In [None]:
#!pip install mplsoccer

## Ejemplo de EDA - Analisis Táctico de Posición de Jugadores

En este caso se nos pide realizar un Análisis táctico del juego de ambos equipos y clasificar a los jugadores en base a su posición en el campo en una línea táctica del campo:

    + Linea Defensiva
    + Línea de Mediocampo
    + Línea de ataque
    
Se nos proporcionan datos de tracking de 14 jugadores, arbitro y balón cada 10 ms (los elementos que aparecen normalmente en el campo visual de la cámara)

    - Posición x,y en el campo
    - id del jugador capturado
    - id de la jugada por si se quiere hacer un análisis continuado de la jugada
    - periodo de juego
    - las medidas del campo son 105 x 52 y el punto (0,0) se encuentra en el centro del campo
    

In [None]:
import pandas as pd
from tqdm.notebook import tqdm
import warnings
import json
from mplsoccer.pitch import Pitch
import seaborn as sns
import matplotlib.pyplot as plt
import matplotlib
warnings.filterwarnings('ignore')

In [None]:
file = 'data/structured_data.json'
file2 = 'data/match_data.json'

In [None]:
with open(file) as f:
        match_js = json.load(f)
    
with open(file2) as f2:
        match_data_js = json.load(f2)

In [None]:
match_js[0]

In [None]:
for i in range(len(match_js)):
    if match_js[i]['data']:
        print(i)
        print(match_js[i]['data'])
        break
    else:
        continue

In [None]:
match_data_js['players'][0]

Vamos a tratar de extraer la información que necesitamos de cada uno de los archivos para poder montar una tabla con la que nos sea más fácil trabajar

In [None]:
event = 0
events = []
for i in tqdm(range(len(match_js))):
    for j in range(len(match_js[i]['data'])):
        try:
            if match_js[i]['data'][j]['trackable_object']:
                event_id = event +1
                pos_x = match_js[i]['data'][j]['x']
                pos_y = match_js[i]['data'][j]['y']
                time = match_js[i]['time']
                period = match_js[i]['period']
                track_object = match_js[i]['data'][j]['trackable_object']
                track_id = match_js[i]['data'][j]['track_id']

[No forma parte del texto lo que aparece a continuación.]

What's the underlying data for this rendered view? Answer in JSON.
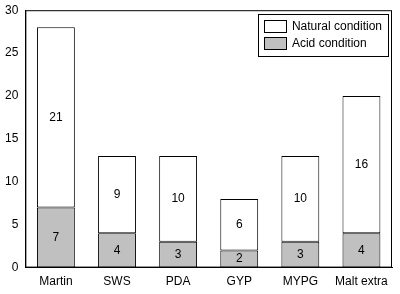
{
  "chart_data": {
    "type": "bar",
    "stacked": true,
    "categories": [
      "Martin",
      "SWS",
      "PDA",
      "GYP",
      "MYPG",
      "Malt extra"
    ],
    "series": [
      {
        "name": "Acid condition",
        "color": "#c0c0c0",
        "values": [
          7,
          4,
          3,
          2,
          3,
          4
        ]
      },
      {
        "name": "Natural condition",
        "color": "#ffffff",
        "values": [
          21,
          9,
          10,
          6,
          10,
          16
        ]
      }
    ],
    "ylim": [
      0,
      30
    ],
    "yticks": [
      0,
      5,
      10,
      15,
      20,
      25,
      30
    ],
    "grid": false,
    "legend": "upper right",
    "data_labels": true
  }
}
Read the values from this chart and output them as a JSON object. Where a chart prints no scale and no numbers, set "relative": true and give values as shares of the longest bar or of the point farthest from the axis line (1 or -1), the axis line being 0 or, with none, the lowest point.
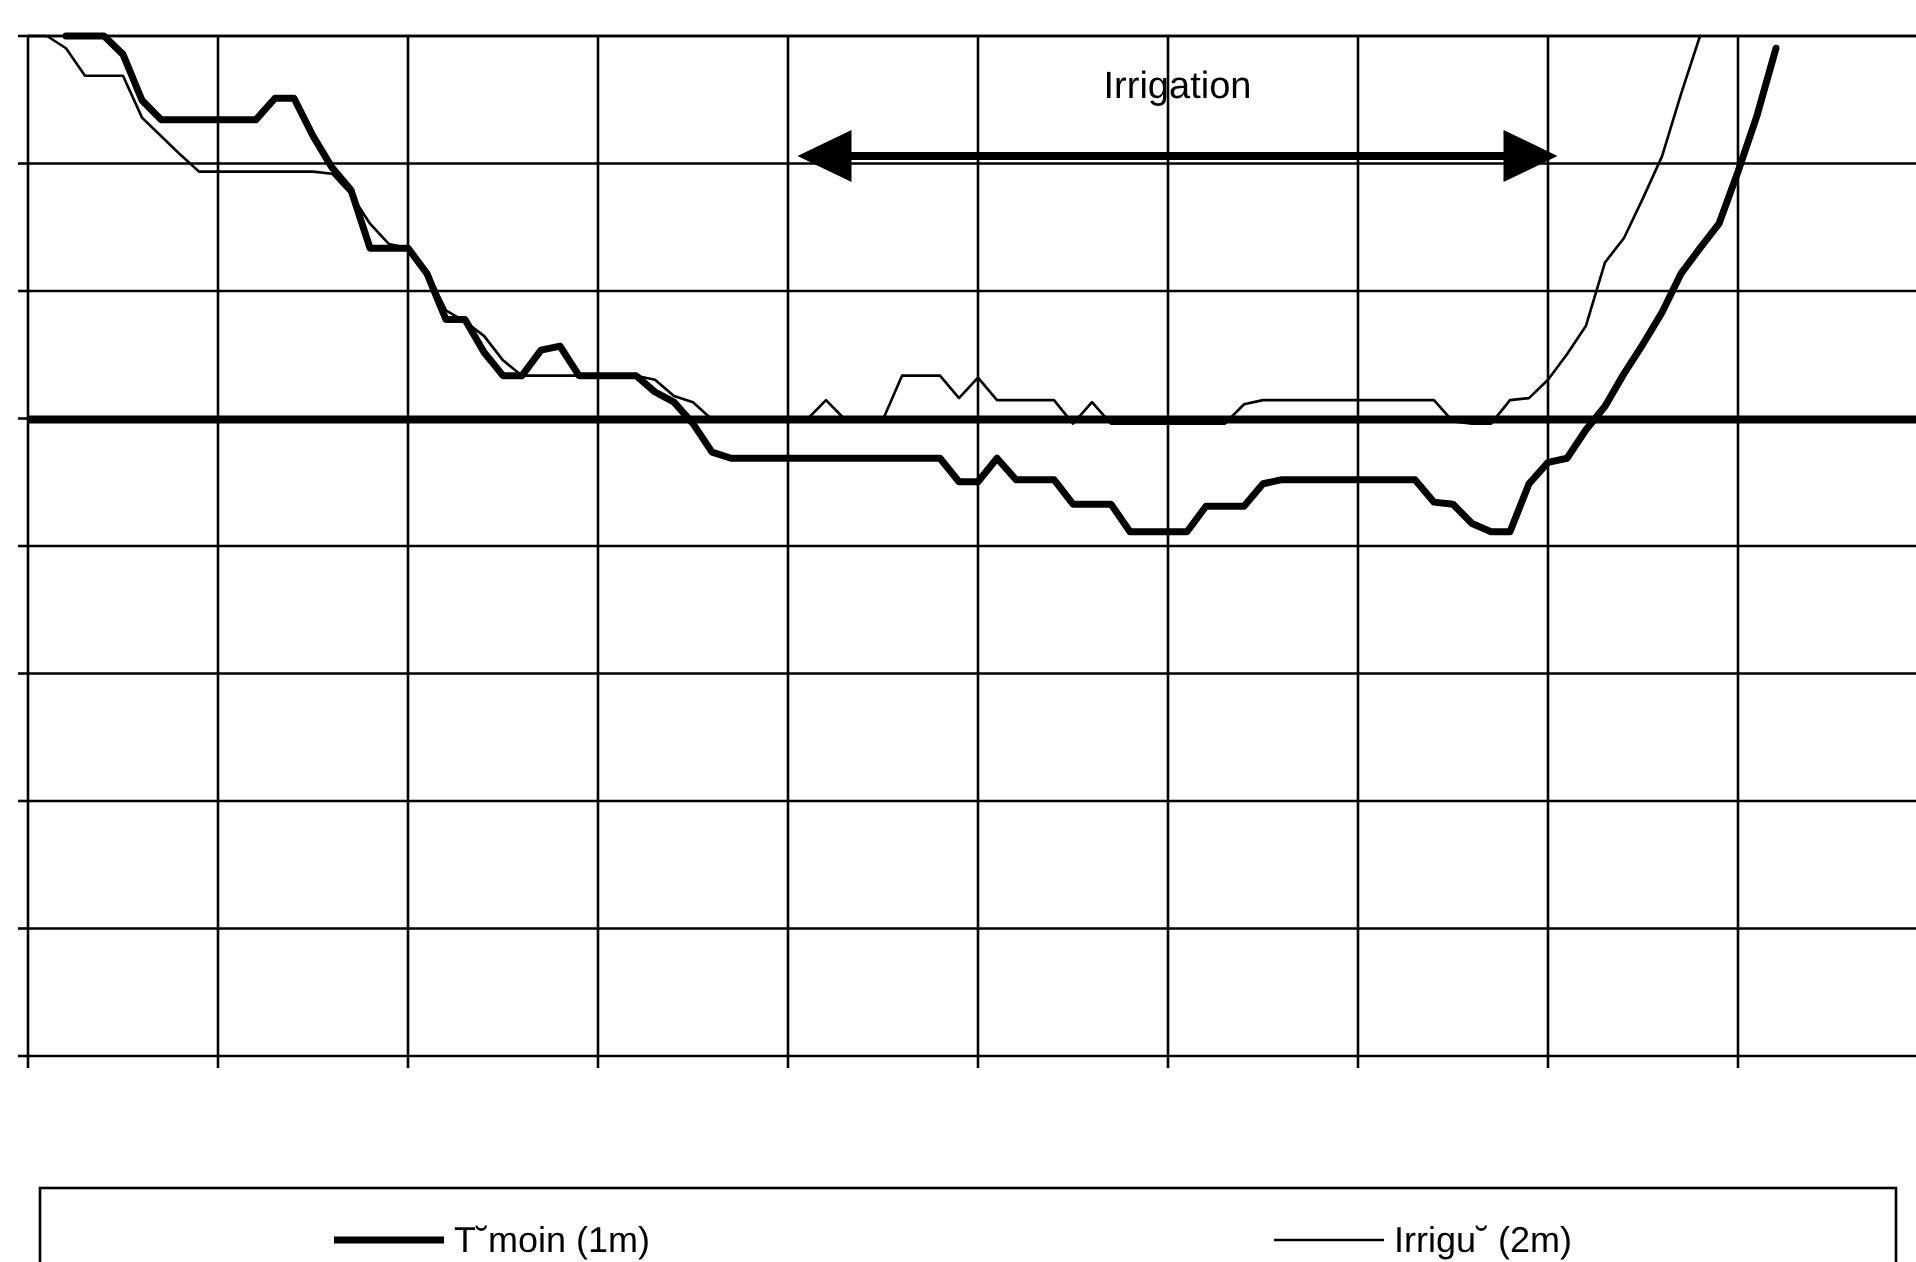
{
  "chart_data": {
    "type": "line",
    "relative": true,
    "grid": true,
    "legend": "bottom",
    "marker": "none",
    "line_style": "solid",
    "categories": [
      null,
      null,
      null,
      null,
      null,
      null,
      null,
      null,
      null,
      null,
      null,
      null,
      null,
      null,
      null,
      null,
      null,
      null,
      null,
      null,
      null,
      null,
      null,
      null,
      null,
      null,
      null,
      null,
      null,
      null,
      null,
      null,
      null,
      null,
      null,
      null,
      null,
      null,
      null,
      null,
      null,
      null,
      null,
      null,
      null,
      null,
      null,
      null,
      null,
      null,
      null,
      null,
      null,
      null,
      null,
      null,
      null,
      null,
      null,
      null,
      null,
      null,
      null,
      null,
      null,
      null,
      null,
      null,
      null,
      null,
      null,
      null,
      null,
      null,
      null,
      null,
      null,
      null,
      null,
      null,
      null,
      null,
      null,
      null,
      null,
      null,
      null,
      null,
      null,
      null,
      null,
      null,
      null,
      null,
      null,
      null,
      null,
      null,
      null,
      null
    ],
    "series": [
      {
        "name": "T˘moin (1m)",
        "color": "#000000",
        "values": [
          null,
          null,
          1,
          1,
          1,
          0.982,
          0.937,
          0.918,
          0.918,
          0.918,
          0.918,
          0.918,
          0.918,
          0.939,
          0.939,
          0.902,
          0.871,
          0.849,
          0.792,
          0.792,
          0.792,
          0.767,
          0.722,
          0.722,
          0.69,
          0.667,
          0.667,
          0.692,
          0.696,
          0.667,
          0.667,
          0.667,
          0.667,
          0.651,
          0.641,
          0.62,
          0.592,
          0.586,
          0.586,
          0.586,
          0.586,
          0.586,
          0.586,
          0.586,
          0.586,
          0.586,
          0.586,
          0.586,
          0.586,
          0.563,
          0.563,
          0.586,
          0.565,
          0.565,
          0.565,
          0.541,
          0.541,
          0.541,
          0.514,
          0.514,
          0.514,
          0.514,
          0.539,
          0.539,
          0.539,
          0.561,
          0.565,
          0.565,
          0.565,
          0.565,
          0.565,
          0.565,
          0.565,
          0.565,
          0.543,
          0.541,
          0.522,
          0.514,
          0.514,
          0.561,
          0.582,
          0.586,
          0.614,
          0.637,
          0.669,
          0.698,
          0.729,
          0.767,
          0.792,
          0.816,
          0.867,
          0.922,
          0.988,
          null,
          null,
          null,
          null,
          null,
          null,
          null
        ]
      },
      {
        "name": "Irrigu˘ (2m)",
        "color": "#000000",
        "values": [
          1,
          1,
          0.988,
          0.961,
          0.961,
          0.961,
          0.92,
          0.902,
          0.884,
          0.867,
          0.867,
          0.867,
          0.867,
          0.867,
          0.867,
          0.867,
          0.865,
          0.845,
          0.816,
          0.796,
          0.792,
          0.769,
          0.731,
          0.72,
          0.706,
          0.682,
          0.667,
          0.667,
          0.667,
          0.667,
          0.667,
          0.667,
          0.667,
          0.663,
          0.647,
          0.641,
          0.624,
          0.624,
          0.624,
          0.624,
          0.624,
          0.624,
          0.643,
          0.624,
          0.624,
          0.624,
          0.667,
          0.667,
          0.667,
          0.645,
          0.665,
          0.643,
          0.643,
          0.643,
          0.643,
          0.62,
          0.641,
          0.62,
          0.62,
          0.62,
          0.62,
          0.62,
          0.62,
          0.62,
          0.639,
          0.643,
          0.643,
          0.643,
          0.643,
          0.643,
          0.643,
          0.643,
          0.643,
          0.643,
          0.643,
          0.622,
          0.62,
          0.62,
          0.643,
          0.645,
          0.663,
          0.688,
          0.716,
          0.778,
          0.802,
          0.841,
          0.882,
          0.943,
          1,
          null,
          null,
          null,
          null,
          null,
          null,
          null,
          null,
          null,
          null,
          null
        ]
      }
    ],
    "ref_lines": [
      {
        "axis": "y",
        "value": 0.624,
        "color": "#000000"
      }
    ],
    "annotations": [
      "Irrigation"
    ]
  }
}
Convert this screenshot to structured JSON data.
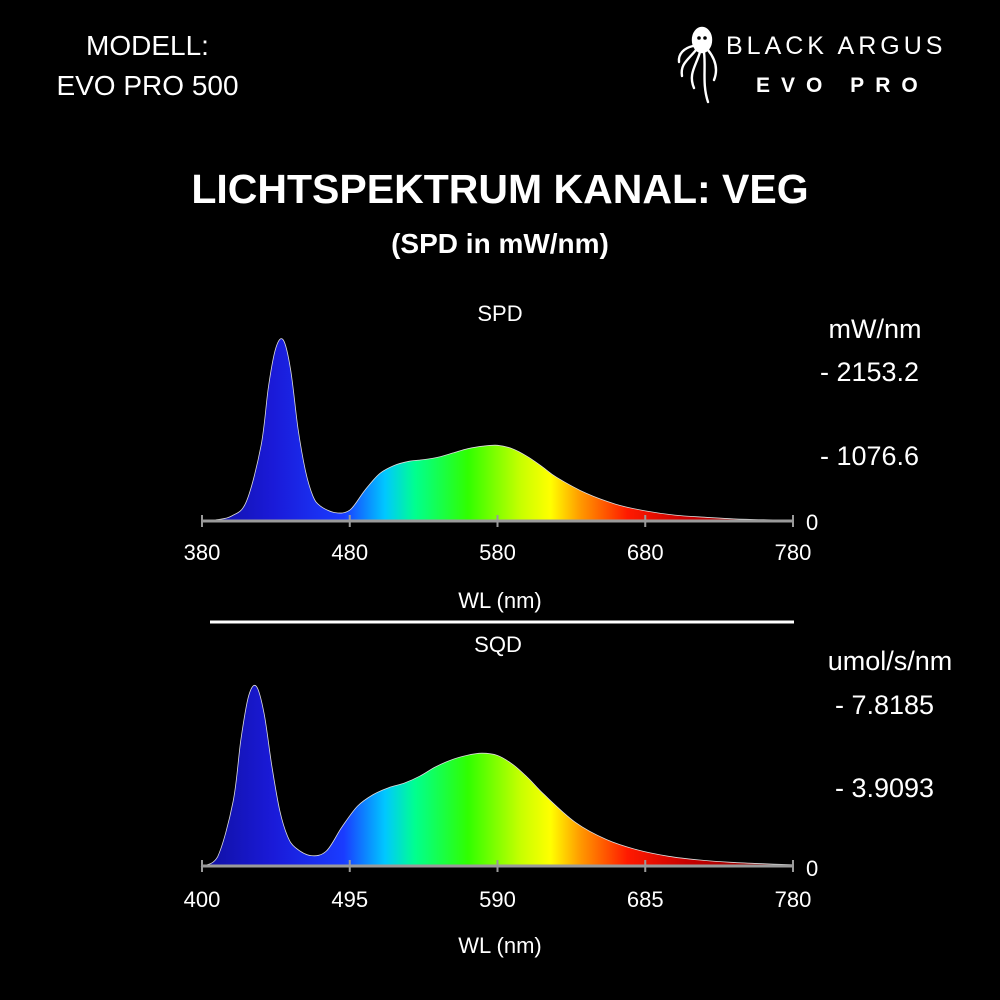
{
  "model": {
    "label": "MODELL:",
    "value": "EVO PRO 500"
  },
  "brand": {
    "name": "BLACK ARGUS",
    "sub": "EVO PRO",
    "logo_icon": "octopus-icon"
  },
  "title": "LICHTSPEKTRUM KANAL: VEG",
  "subtitle": "(SPD in mW/nm)",
  "chart_data": [
    {
      "type": "area",
      "title": "SPD",
      "xlabel": "WL (nm)",
      "ylabel": "mW/nm",
      "xlim": [
        380,
        780
      ],
      "ylim": [
        0,
        2153.2
      ],
      "xticks": [
        "380",
        "480",
        "580",
        "680",
        "780"
      ],
      "yticks": [
        "0",
        "- 1076.6",
        "- 2153.2"
      ],
      "x": [
        380,
        390,
        400,
        410,
        420,
        425,
        430,
        435,
        440,
        445,
        450,
        455,
        460,
        470,
        480,
        490,
        500,
        510,
        520,
        530,
        540,
        550,
        560,
        570,
        580,
        590,
        600,
        610,
        620,
        640,
        660,
        680,
        700,
        720,
        740,
        760,
        780
      ],
      "values": [
        0,
        15,
        60,
        230,
        900,
        1600,
        2060,
        2153,
        1800,
        1100,
        600,
        300,
        180,
        100,
        130,
        360,
        560,
        660,
        710,
        730,
        760,
        810,
        860,
        890,
        900,
        860,
        770,
        650,
        520,
        330,
        200,
        120,
        70,
        45,
        25,
        15,
        8
      ]
    },
    {
      "type": "area",
      "title": "SQD",
      "xlabel": "WL (nm)",
      "ylabel": "umol/s/nm",
      "xlim": [
        400,
        780
      ],
      "ylim": [
        0,
        7.8185
      ],
      "xticks": [
        "400",
        "495",
        "590",
        "685",
        "780"
      ],
      "yticks": [
        "0",
        "- 3.9093",
        "- 7.8185"
      ],
      "x": [
        400,
        410,
        420,
        425,
        430,
        435,
        440,
        445,
        450,
        455,
        460,
        470,
        480,
        490,
        500,
        510,
        520,
        530,
        540,
        550,
        560,
        570,
        580,
        590,
        600,
        610,
        620,
        640,
        660,
        680,
        700,
        720,
        740,
        760,
        780
      ],
      "values": [
        0,
        0.4,
        2.8,
        5.5,
        7.4,
        7.8,
        6.6,
        4.3,
        2.4,
        1.3,
        0.8,
        0.45,
        0.65,
        1.7,
        2.6,
        3.1,
        3.4,
        3.6,
        3.9,
        4.3,
        4.6,
        4.8,
        4.9,
        4.8,
        4.4,
        3.8,
        3.1,
        1.9,
        1.15,
        0.7,
        0.42,
        0.26,
        0.16,
        0.1,
        0.05
      ]
    }
  ]
}
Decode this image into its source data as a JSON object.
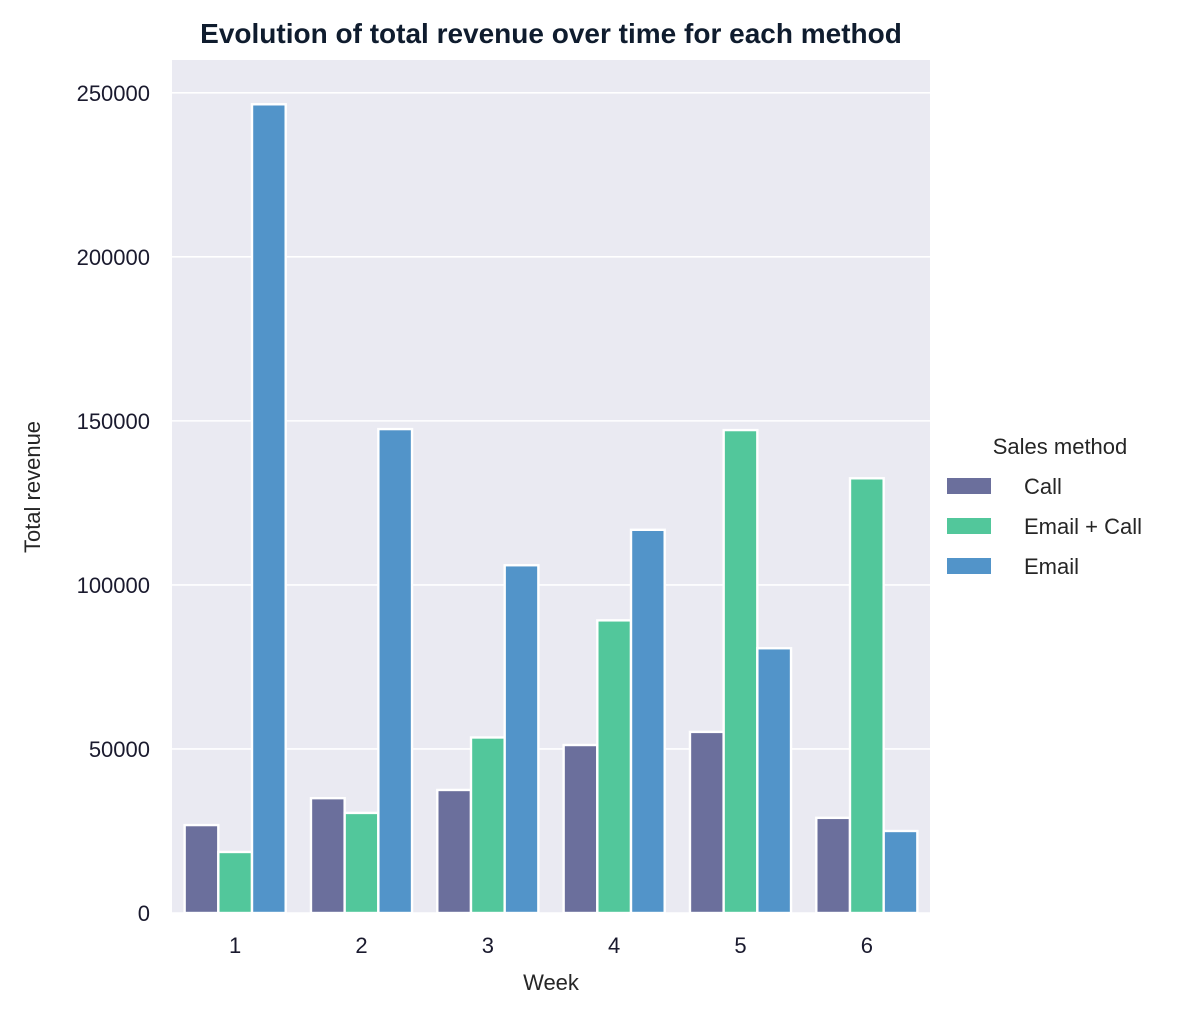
{
  "chart_data": {
    "type": "bar",
    "title": "Evolution of total revenue over time for each method",
    "xlabel": "Week",
    "ylabel": "Total revenue",
    "categories": [
      "1",
      "2",
      "3",
      "4",
      "5",
      "6"
    ],
    "yticks": [
      "0",
      "50000",
      "100000",
      "150000",
      "200000",
      "250000"
    ],
    "ylim": [
      0,
      260000
    ],
    "grid": true,
    "legend": {
      "title": "Sales method",
      "placement": "right"
    },
    "series": [
      {
        "name": "Call",
        "color": "#6b6f9c",
        "values": [
          26800,
          35000,
          37500,
          51200,
          55200,
          29000
        ]
      },
      {
        "name": "Email + Call",
        "color": "#52c79b",
        "values": [
          18600,
          30500,
          53500,
          89200,
          147200,
          132500
        ]
      },
      {
        "name": "Email",
        "color": "#5294c9",
        "values": [
          246500,
          147500,
          106000,
          116800,
          80700,
          25000
        ]
      }
    ]
  }
}
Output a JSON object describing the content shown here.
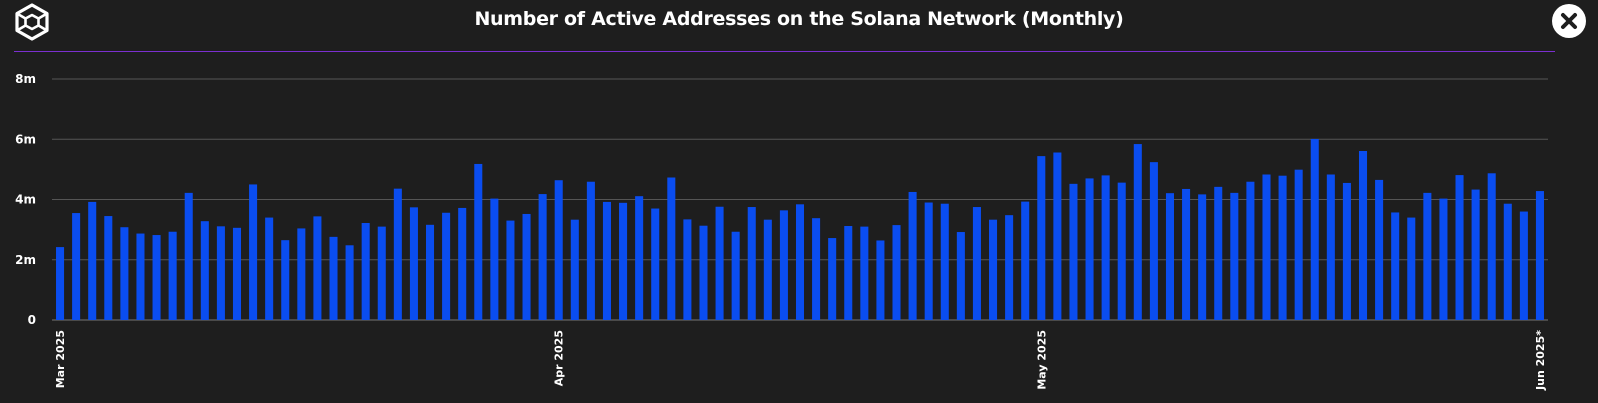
{
  "header": {
    "title": "Number of Active Addresses on the Solana Network (Monthly)",
    "close_icon": "close-icon",
    "logo_icon": "cube-logo-icon"
  },
  "colors": {
    "background": "#1e1e1e",
    "bar": "#0a4df0",
    "grid": "#555555",
    "divider": "#7b2fd0",
    "text": "#ffffff"
  },
  "chart_data": {
    "type": "bar",
    "ylim": [
      0,
      8000000
    ],
    "yticks": [
      {
        "value": 0,
        "label": "0"
      },
      {
        "value": 2000000,
        "label": "2m"
      },
      {
        "value": 4000000,
        "label": "4m"
      },
      {
        "value": 6000000,
        "label": "6m"
      },
      {
        "value": 8000000,
        "label": "8m"
      }
    ],
    "xticks": [
      {
        "index": 0,
        "label": "Mar 2025"
      },
      {
        "index": 31,
        "label": "Apr 2025"
      },
      {
        "index": 61,
        "label": "May 2025"
      },
      {
        "index": 92,
        "label": "Jun 2025*"
      }
    ],
    "grid": true,
    "values": [
      2420000,
      3550000,
      3920000,
      3450000,
      3080000,
      2870000,
      2820000,
      2930000,
      4220000,
      3280000,
      3110000,
      3060000,
      4500000,
      3400000,
      2650000,
      3040000,
      3440000,
      2760000,
      2480000,
      3220000,
      3100000,
      4360000,
      3740000,
      3160000,
      3560000,
      3720000,
      5180000,
      4030000,
      3300000,
      3520000,
      4180000,
      4640000,
      3330000,
      4590000,
      3920000,
      3890000,
      4110000,
      3700000,
      4730000,
      3340000,
      3130000,
      3760000,
      2930000,
      3750000,
      3330000,
      3640000,
      3840000,
      3380000,
      2720000,
      3120000,
      3100000,
      2640000,
      3150000,
      4250000,
      3900000,
      3860000,
      2920000,
      3750000,
      3330000,
      3480000,
      3930000,
      5440000,
      5560000,
      4520000,
      4700000,
      4800000,
      4560000,
      5840000,
      5240000,
      4210000,
      4350000,
      4170000,
      4420000,
      4220000,
      4590000,
      4830000,
      4790000,
      4990000,
      6010000,
      4830000,
      4550000,
      5610000,
      4650000,
      3570000,
      3400000,
      4220000,
      4030000,
      4810000,
      4330000,
      4870000,
      3860000,
      3600000,
      4280000
    ]
  }
}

                ev = {'event_id': event_id,
                      'pos_x': pos_x,
                      'pos_y':pos_y,
                      'time': time,
                      'period': period,
                      'track_object': track_object,
                      'track_id': track_id}
                events.append(ev)
            else:
                pass
        except:
            pass

In [None]:
df = pd.DataFrame(events)

df.head()

In [None]:
df.info()

Como nos interesa saber la posición del jugador durante todo el partido vamos a crear una nueva columna con su posición absoluta durante todo el encuentro, ya que a mitad del partido los equipos cambian de posición en el terreno de juego

In [None]:
p1 = df[df.period == 1]
p2 = df[df.period == 2]
p2['pos_x_abs'] = [-1 * i for i in p2.pos_x]
p2['pos_y_abs'] = [-1 * i for i in p2.pos_y]
p1['pos_x_abs'] = [1 * i for i in p1.pos_x]
p1['pos_y_abs'] = [1 * i for i in p1.pos_y]
all_p = pd.concat([p1,p2],0)

Ahora vamos a hacer lo mismo con la tabla de info de jugadores, genero una tabla y la filtro con las columnas que me interesan

In [None]:
players = pd.DataFrame(match_data_js['players'])
players.head()

In [None]:
players = pd.DataFrame(match_data_js['players'])[['id','trackable_object','first_name','last_name','team_id']]
pos = [match_data_js['players'][i]['player_role']['name'] for i in range(len(players))]
id_pos = [match_data_js['players'][i]['player_role']['id'] for i in range(len(players))]
home_away = ['Home' if match_data_js['home_team']['id'] == players['team_id'][i] else 'Away' for i in range(len(players))]
players['Position'] = pos
players['id_pos'] = id_pos
players['Home_Away'] = home_away

In [None]:
players.head()

Ahora unimos los dos dataframes para tener una tabla final con la que poder trabajar

In [None]:
final = all_p.merge(players, how='left', left_on='track_object', right_on='trackable_object' )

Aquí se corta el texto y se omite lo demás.